Wenn tektonische Platten aufeinandertreffen, ist das für GeologInnen buchstäblich eine Fundgrube für ihre wissenschaftliche Forschung. Erst recht dort, wo die Pazifische Platte unter die Philippinische Platte geschoben wird – und noch dazu im Bereich des Marianengrabens im Westpazifik, wo sich auch mit 11.000 Metern der tiefste Punkt der Erde befindet. In diesem Teil des Pazifiks öffnet sich ein Fenster ins Innere des Planeten und bietet zugleich einen Einblick zurück zu den Anfängen des Lebens. Univ.-Prof. Dr. Walter Kurz, Leiter des Instituts für Erdwissenschaften an der Uni Graz, war Mitglied einer internationalen Expedition im Rahmen des „International Ocean Discovery Program“, die im vergangenen Dezember und Jänner auf dem Forschungsschiff „Joides Resolution“ den Meeresboden unter die Lupe nahm.
„Es handelt sich um ein weltweit einzigartiges Setting“, schildert Kurz.
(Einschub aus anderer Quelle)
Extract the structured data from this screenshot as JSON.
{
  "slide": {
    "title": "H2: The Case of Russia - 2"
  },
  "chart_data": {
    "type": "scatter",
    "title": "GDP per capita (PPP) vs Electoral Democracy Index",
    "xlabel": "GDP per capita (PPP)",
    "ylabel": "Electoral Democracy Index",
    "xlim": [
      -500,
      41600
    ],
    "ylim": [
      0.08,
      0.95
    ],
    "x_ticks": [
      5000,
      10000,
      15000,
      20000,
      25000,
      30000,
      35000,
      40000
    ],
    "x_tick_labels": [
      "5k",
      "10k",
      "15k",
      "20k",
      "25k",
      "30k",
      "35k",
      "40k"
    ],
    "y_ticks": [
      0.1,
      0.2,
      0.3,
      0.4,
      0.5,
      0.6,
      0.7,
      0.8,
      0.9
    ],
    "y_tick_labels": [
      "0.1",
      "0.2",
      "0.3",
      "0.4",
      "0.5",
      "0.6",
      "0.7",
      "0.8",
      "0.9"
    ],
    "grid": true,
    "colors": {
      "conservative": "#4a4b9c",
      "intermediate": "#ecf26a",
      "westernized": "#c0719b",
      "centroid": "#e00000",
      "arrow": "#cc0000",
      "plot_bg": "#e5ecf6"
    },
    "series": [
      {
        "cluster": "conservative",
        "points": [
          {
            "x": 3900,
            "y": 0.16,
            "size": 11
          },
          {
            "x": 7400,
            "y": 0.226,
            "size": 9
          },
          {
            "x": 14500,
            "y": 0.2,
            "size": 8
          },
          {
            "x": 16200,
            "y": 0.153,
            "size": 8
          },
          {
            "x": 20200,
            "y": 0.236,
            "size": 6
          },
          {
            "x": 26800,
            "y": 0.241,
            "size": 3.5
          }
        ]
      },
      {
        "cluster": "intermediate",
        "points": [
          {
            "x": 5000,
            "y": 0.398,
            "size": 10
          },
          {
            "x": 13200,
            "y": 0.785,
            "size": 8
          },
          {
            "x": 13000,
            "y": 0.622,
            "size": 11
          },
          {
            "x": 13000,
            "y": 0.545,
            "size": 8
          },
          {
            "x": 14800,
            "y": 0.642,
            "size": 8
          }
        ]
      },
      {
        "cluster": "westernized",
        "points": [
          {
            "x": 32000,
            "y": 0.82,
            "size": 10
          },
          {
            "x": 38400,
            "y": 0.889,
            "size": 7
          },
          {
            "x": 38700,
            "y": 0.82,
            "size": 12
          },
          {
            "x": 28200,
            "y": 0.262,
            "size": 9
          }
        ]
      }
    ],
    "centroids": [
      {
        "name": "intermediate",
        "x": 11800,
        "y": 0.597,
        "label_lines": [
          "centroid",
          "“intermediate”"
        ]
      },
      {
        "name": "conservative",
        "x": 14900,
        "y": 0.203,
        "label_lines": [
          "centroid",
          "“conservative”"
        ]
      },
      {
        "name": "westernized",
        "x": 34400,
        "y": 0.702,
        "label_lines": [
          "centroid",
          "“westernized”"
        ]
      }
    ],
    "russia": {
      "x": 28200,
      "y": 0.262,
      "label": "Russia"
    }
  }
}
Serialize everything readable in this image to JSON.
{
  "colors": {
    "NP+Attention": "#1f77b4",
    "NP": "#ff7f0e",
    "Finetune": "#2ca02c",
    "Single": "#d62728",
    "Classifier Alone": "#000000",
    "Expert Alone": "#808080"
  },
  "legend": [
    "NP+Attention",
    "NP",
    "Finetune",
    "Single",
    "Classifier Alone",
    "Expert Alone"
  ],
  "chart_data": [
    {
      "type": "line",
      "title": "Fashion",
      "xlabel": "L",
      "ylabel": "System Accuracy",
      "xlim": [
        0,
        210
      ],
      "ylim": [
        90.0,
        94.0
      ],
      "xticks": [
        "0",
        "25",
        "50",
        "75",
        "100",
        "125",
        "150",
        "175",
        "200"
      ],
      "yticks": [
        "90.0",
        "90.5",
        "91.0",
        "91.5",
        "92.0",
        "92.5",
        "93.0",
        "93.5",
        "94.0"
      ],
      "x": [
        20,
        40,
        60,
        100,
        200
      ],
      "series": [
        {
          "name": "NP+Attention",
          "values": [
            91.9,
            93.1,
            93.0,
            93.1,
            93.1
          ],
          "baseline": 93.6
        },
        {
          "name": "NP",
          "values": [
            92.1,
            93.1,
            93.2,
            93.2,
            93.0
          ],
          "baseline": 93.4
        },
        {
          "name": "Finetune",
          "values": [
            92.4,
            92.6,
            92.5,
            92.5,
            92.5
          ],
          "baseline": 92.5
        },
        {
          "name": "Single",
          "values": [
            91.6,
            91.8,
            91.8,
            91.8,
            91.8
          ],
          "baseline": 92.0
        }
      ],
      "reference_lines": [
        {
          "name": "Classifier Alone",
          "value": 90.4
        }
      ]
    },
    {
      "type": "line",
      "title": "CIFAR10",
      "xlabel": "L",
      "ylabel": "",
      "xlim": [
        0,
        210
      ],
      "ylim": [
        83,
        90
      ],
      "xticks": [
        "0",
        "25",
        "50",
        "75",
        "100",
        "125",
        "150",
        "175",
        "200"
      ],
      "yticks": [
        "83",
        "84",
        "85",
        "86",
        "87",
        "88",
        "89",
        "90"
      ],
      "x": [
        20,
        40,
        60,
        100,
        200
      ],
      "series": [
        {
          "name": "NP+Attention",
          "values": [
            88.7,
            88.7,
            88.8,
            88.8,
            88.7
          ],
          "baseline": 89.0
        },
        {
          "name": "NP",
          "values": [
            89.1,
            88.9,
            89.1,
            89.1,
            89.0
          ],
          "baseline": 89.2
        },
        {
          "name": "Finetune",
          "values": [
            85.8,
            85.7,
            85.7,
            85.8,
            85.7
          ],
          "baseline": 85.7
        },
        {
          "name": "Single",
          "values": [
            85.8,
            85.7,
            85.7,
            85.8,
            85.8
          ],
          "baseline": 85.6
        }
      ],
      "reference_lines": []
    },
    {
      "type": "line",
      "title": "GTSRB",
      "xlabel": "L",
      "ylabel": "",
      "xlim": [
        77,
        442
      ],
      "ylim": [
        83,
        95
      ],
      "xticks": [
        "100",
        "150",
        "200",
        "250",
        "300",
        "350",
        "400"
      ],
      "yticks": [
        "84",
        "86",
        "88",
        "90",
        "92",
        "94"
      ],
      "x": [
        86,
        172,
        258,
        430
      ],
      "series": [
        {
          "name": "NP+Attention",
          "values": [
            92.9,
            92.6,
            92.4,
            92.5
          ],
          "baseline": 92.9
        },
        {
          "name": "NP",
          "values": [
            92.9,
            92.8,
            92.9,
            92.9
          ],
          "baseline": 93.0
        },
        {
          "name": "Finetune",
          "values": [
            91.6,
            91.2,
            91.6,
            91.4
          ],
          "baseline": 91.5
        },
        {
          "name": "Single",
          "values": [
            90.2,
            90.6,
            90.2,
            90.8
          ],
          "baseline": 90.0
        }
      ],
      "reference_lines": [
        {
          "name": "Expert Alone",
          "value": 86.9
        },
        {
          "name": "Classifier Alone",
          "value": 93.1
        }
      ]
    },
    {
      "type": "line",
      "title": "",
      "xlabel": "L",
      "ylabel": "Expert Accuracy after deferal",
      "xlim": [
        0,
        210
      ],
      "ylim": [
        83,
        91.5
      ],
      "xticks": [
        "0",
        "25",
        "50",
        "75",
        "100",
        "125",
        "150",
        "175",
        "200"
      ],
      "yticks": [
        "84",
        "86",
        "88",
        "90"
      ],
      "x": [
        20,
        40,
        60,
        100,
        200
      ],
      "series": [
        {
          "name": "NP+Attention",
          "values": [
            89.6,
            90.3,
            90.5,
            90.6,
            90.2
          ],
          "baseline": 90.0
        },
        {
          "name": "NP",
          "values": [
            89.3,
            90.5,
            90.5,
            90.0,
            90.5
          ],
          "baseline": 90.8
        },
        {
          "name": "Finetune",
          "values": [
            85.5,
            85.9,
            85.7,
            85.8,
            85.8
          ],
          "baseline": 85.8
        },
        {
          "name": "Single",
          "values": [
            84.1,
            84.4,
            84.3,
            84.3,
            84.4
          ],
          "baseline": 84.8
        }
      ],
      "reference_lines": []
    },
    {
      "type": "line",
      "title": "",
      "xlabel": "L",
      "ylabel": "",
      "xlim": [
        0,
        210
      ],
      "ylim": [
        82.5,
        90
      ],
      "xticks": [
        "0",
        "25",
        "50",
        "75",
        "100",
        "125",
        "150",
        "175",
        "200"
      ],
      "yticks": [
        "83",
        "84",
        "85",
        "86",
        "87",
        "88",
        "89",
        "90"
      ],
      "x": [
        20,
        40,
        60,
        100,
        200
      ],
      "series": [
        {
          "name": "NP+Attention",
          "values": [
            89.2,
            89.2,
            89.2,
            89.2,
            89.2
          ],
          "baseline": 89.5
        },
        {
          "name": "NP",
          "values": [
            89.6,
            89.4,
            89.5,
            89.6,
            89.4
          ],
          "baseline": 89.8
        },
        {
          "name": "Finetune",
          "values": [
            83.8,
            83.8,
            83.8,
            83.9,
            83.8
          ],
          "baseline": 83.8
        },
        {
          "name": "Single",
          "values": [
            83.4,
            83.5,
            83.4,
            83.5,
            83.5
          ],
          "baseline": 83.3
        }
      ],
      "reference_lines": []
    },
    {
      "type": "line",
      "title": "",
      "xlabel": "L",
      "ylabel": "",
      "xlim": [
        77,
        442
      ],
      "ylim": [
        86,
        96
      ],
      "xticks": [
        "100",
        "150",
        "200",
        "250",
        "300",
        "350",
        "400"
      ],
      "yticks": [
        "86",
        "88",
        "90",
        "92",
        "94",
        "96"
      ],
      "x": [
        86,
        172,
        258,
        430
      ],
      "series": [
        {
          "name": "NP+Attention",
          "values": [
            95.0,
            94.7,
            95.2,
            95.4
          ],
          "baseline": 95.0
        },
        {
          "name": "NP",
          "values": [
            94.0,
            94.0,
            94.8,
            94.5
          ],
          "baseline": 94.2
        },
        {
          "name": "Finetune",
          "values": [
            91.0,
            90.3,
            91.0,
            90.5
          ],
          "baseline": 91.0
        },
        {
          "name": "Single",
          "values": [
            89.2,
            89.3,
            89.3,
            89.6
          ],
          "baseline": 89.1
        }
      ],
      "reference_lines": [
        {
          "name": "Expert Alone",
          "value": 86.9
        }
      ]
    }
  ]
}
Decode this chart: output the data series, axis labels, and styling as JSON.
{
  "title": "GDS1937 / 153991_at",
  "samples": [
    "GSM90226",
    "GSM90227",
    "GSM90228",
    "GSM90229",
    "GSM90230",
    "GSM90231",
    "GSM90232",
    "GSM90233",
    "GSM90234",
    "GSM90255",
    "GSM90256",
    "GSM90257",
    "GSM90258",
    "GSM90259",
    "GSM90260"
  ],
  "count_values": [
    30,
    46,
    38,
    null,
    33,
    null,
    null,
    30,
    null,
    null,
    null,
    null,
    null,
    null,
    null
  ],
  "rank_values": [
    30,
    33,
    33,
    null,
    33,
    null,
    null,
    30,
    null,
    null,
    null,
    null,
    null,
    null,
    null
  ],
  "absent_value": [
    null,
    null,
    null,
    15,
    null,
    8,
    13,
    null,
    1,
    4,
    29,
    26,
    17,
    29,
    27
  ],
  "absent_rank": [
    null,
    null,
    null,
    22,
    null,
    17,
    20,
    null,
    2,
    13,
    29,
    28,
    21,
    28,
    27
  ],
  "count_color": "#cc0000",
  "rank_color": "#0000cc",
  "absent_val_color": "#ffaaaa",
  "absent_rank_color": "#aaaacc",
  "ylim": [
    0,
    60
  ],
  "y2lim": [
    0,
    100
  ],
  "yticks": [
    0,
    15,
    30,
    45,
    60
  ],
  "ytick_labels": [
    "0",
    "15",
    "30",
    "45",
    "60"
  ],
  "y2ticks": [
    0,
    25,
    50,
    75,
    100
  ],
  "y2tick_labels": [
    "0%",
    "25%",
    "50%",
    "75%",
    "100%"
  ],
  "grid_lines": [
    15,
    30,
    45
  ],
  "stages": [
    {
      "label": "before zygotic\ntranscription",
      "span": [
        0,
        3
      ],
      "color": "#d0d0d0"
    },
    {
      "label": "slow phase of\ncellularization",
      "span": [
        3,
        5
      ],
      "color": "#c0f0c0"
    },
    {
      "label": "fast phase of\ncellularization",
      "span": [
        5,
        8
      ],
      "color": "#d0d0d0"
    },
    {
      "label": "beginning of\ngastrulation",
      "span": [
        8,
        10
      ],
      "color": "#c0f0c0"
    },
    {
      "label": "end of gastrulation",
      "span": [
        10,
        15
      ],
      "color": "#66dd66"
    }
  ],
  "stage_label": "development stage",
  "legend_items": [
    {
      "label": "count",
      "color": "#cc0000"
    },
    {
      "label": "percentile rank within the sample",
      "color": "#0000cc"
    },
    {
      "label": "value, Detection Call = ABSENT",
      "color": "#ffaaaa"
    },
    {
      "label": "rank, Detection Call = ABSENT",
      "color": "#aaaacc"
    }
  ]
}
Das Gebiet, Teil des sogenannten „Ring of fire“, weist nämlich sowohl hohe vulkanische Aktivität als auch weitere geologische Besonderheiten auf. „Aufgrund der übereinanderliegenden tektonischen Platten wird Material des Erdmantels der Philippinischen Platte, und der Kruste der Pazifischen Platte aus etwa 20 bis 30 Kilometer Tiefe nach oben, auf den Meeresboden, transportiert“, erklärt Kurz. „Die Umwandlung des Erdmantels erfolgt unter Beteiligung von tiefliegenden wässrigen Lösungen. Diese wandeln den Erdmantel in Serpentinit und Serpentinitschlamm um, der anschließend nach oben dringt und am Ozeanboden oberhalb des Marianengrabens austritt und sich zu Schlammvulkanen mit einer Höhe von bis zu 4000 Metern aufhäuft.“
Diese Umgebung könnte auch für die Entstehung von Leben ausschlaggebend gewesen sein. „Erste Organismen haben möglicherweise das pH‐Gefälle zwischen diesem Schlamm und dem Meerwasser, das vor Milliarden Jahren einen viel höheren Säurewert hatte, als Energiequelle verwendet“, gibt der Geologe eine aktuelle Forschungsthese wieder. Neben den geologischen Prozessen im Erdmantel wurde auch dieser These während der jüngsten Expedition im Marianengraben nachgegangen. Kurz: „Die Plattentektonik schafft somit die Voraussetzungen für die Entstehung dieser Lebensformen. Dieser Teil der Erde bietet somit die einzigartige Möglichkeit, geologische Forschung über die feste Erde mit den Life Sciences zu verknüpfen.“ Mit an Bord waren daher neben GeologInnen, GeochemikerInnen, GeophysikerInnen auch MikrobiologInnen.
In den kommenden Monaten erwartet Erdwissenschafter Kurz aus seiner mittlerweile dritten Expeditionsteilnahme neue Erkenntnisse über die plattentektonischen Prozesse im westlichen Pazifik, die aus den Auswertungen der Tiefseebohrungen sowie im Zuge nachfolgender wissenschaftlicher Projekte gewonnen werden können.